How is it that projects, in spite of excellent planning, are delayed, quite delayed or even never finished? I’m not talking about the large-scale government projects that involve a lot of politics and tendering rules. I am talking about the projects that are started day in and day out in all organisations around the world. A 2017 study by the Project Management Institute (PMI)  shows that 14% of all software projects fail altogether, i.e. are abandoned, 31% are completed but do not meet their objectives, 43% go over budget and 49% are not completed on time. And what conclusion does the PMI draw from this? Learn to estimate better!
I am convinced that most project plans are prepared with knowledge, understanding and care by experts. Unfortunately, project plans are more risky because they refer to the future. It is much easier to predict a past event than a future one. So why do projects get delayed even though the basic questions of the major project management methods have been clarified during their planning? What needs to be done, by when, by whom, how long will it take them to do it, and how are the costs developing?

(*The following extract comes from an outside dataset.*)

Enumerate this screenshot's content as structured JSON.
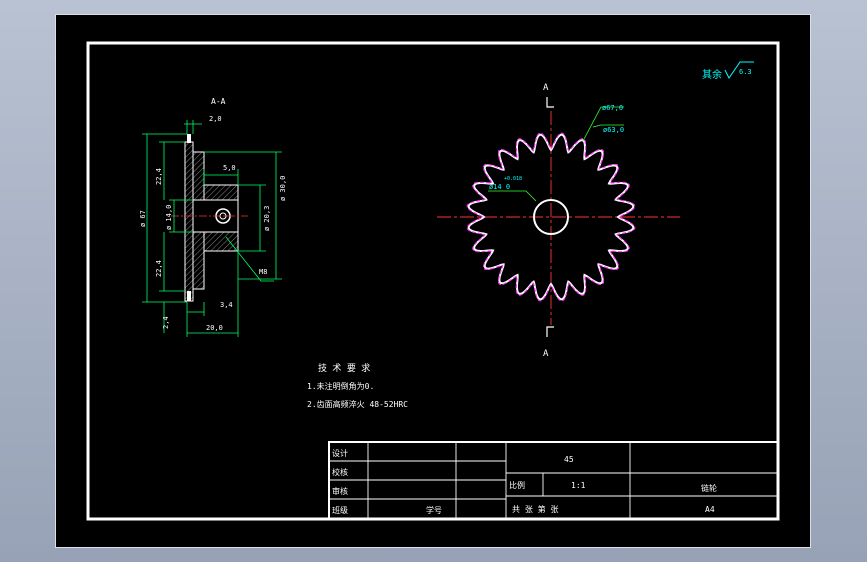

Perhaps it is not the planning that is the problem, but the orchestration. How many of these projects are being worked on at the same time? If one person or one team is working on one project, then there are no conflicts between the projects. But as soon as one person or team works on more than one project, she or he or it (the team) becomes a bottleneck. It is no longer possible to commit the full capacity to one job – the available capacity has to be shared. If all the tasks, two, three, four or more, are equally ranked, then the person or the team has to constantly jump back and forth between the tasks to be able to do them justice. From the task’s point of view, the resource is only proportionally available and it needs training time with each allocation. So, of the little time that is available, not all of it can be used productively either. This is insanely inefficient, leads to dissatisfaction and eventually to the failure of the project!
It is the dedicated task of ‘management’ to rank competing work items. It is the task of management to prioritise. And prioritising is not deciding what to work on, but what not to work on. If everything has priority 1, then nothing is important and nothing gets done. Then my organisation has a bunch of good project plans, but has no idea when and if anyone has time to implement them. If all tasks are equally important, everything has ‘priority 1’, it shows first and foremost an absolute lack of leadership in the organisation.
If management cannot decide, then it must decide anyway. That is leadership. If it delegates the decision to operations and thus shirks its responsibility, then the strategy of the organisation is placed in the hands of operations. And that sounds as wrong as it feels and is. Leadership that does not know it is overburdening its organisation provides poor management. When everything is equally important, priority-1, asterisked and lighthouse projects, it’s high time the leadership was replaced.